ABOUT
Initiated in Winter 2014, The Politics of Food, was the first thematic programme introduced by Delfina Foundation. To date, Delfina Foundation has hosted over 90 residencies within the programme’s remit.
The establishment of this programme was an obvious choice, as food had long been at the heart of Delfina Foundation and its predecessor organisation Delfina Studio Trust (1988-2006); with shared meals serving as a site of generosity, conviviality and lively discussion around cultural practice and the world in which it operates, responds to and intervenes in. This continues today through our regular Family Lunches, a core part of our residency programme (and quickly transformed into home deliveries in response to the COVID-19 pandemic).

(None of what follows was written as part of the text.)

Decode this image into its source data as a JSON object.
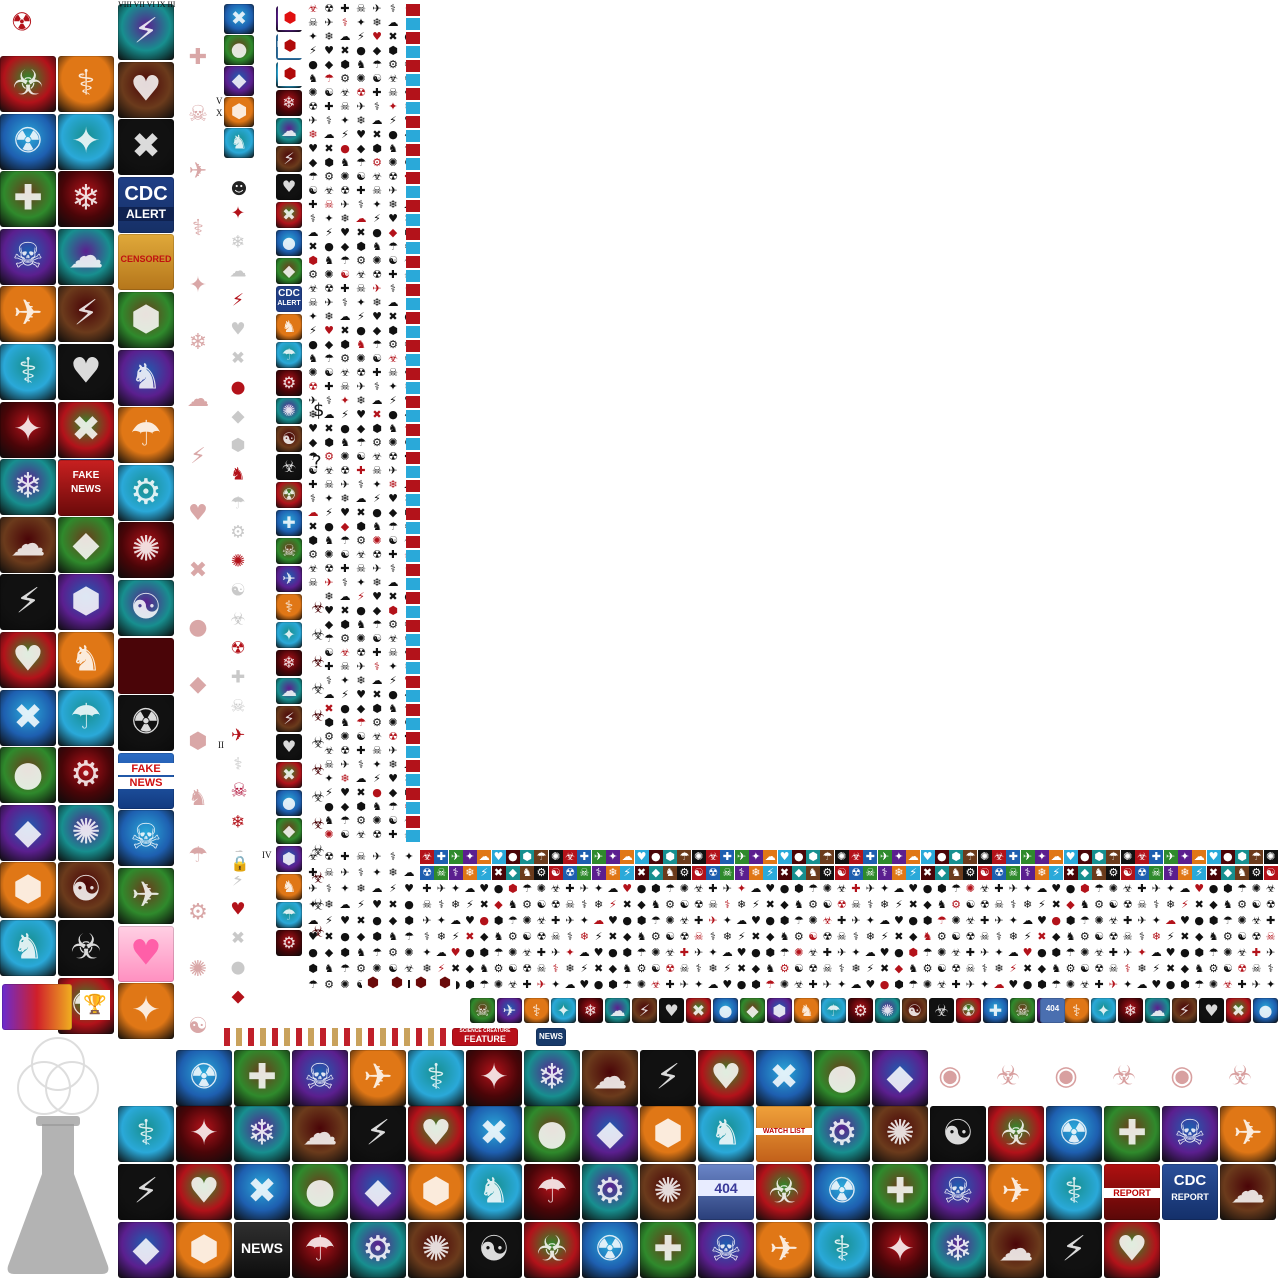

Artists have long employed food within their creative process and practice, with Renaissance artists Giuseppe Arcimboldo and Caravaggio using food to subtly highlight complex societal issues. In the twentieth and twenty-first century, a host of cultural practitioners have continued in this vein, interrogating relationships between food and environmental, economic and social concerns, as well as notions of cooking and eating as performative acts and of dishes, recipes, and cookbooks as oft-contested markers of cultural memory.
Delfina Foundation programme draws on this history as well as events in society around us, and continues bring practitioners together from across the world to engage with the politics of food.